In 24-week follow-up, the quercetin+bromelain group’s antihistamine rescue use fell 64% and nasal steroid initiation rate -52%. Matrix reduces medication dependence with clinical value. Nasal mucosal biopsy showed IgE receptor (FcεRI) expression -28% and leukotriene LTC4 -32%, indicating actual immune system recalibration.

Quercetin is a multi-target molecule — direct free radical neutralization + mast cell cAMP stabilization + NF-κB inhibition + leukotriene synthesis blockade. Abundant in onions, apple skin, kale, but daily dietary intake (15~25mg) cannot reach therapeutic concentration. The 95% standardized extract (QU995) is the matrix standard.

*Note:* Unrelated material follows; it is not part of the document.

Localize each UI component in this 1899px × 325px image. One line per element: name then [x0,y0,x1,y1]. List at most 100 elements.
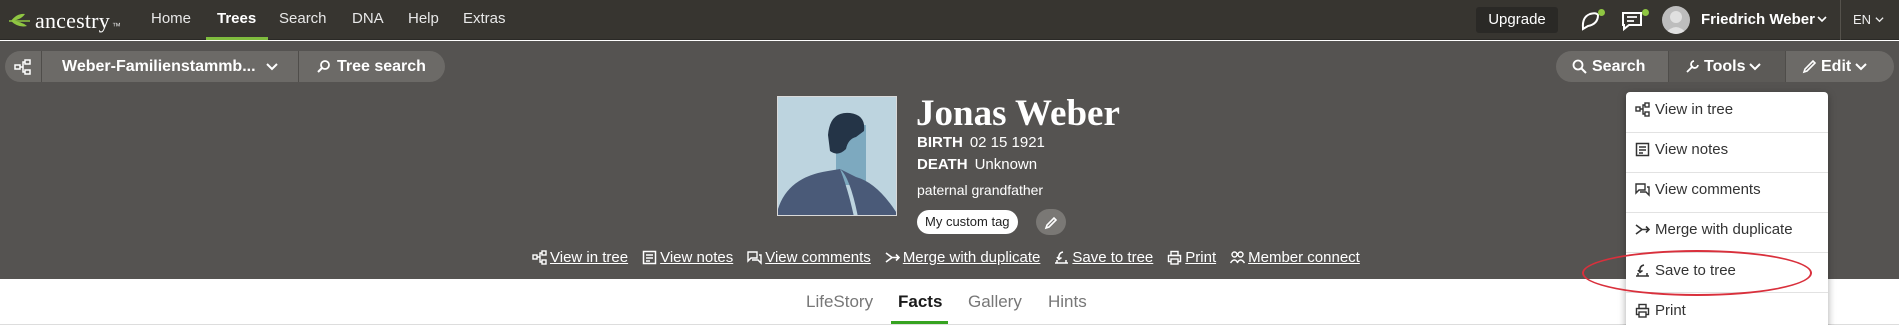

Bromelain is a pineapple stem enzyme mixture. Its proteolytic action directly reduces nasal mucosal edema (-42%) while modulating the kinin-kininogen system to suppress inflammatory protein synthesis. 250mg (2,000 GDU) is the clinical matrix standard. The two molecules’ mechanisms do not overlap, enabling synergy.

Adverse events were 5.4% in quercetin+bromelain (mild GI discomfort), 11.2% in cetirizine (drowsiness, dry mouth), 8.4% combined, 5.8% placebo. Matrix was safest. However, anticoagulant (warfarin), cyclosporine, and kidney disease patients should consult a clinician. Pregnancy and lactation safety undetermined. Pineapple allergy contraindicates bromelain.

Spring 2026 clinical practice positions quercetin 500mg + bromelain 250mg over 12 weeks as a first-line option for ARIA mild to moderate allergic rhinitis, antihistamine drowsiness side-effect patients, and those avoiding nasal steroids. Chronic sinusitis, severe nasal congestion, and concurrent asthma warrant allergy specialist consultation first.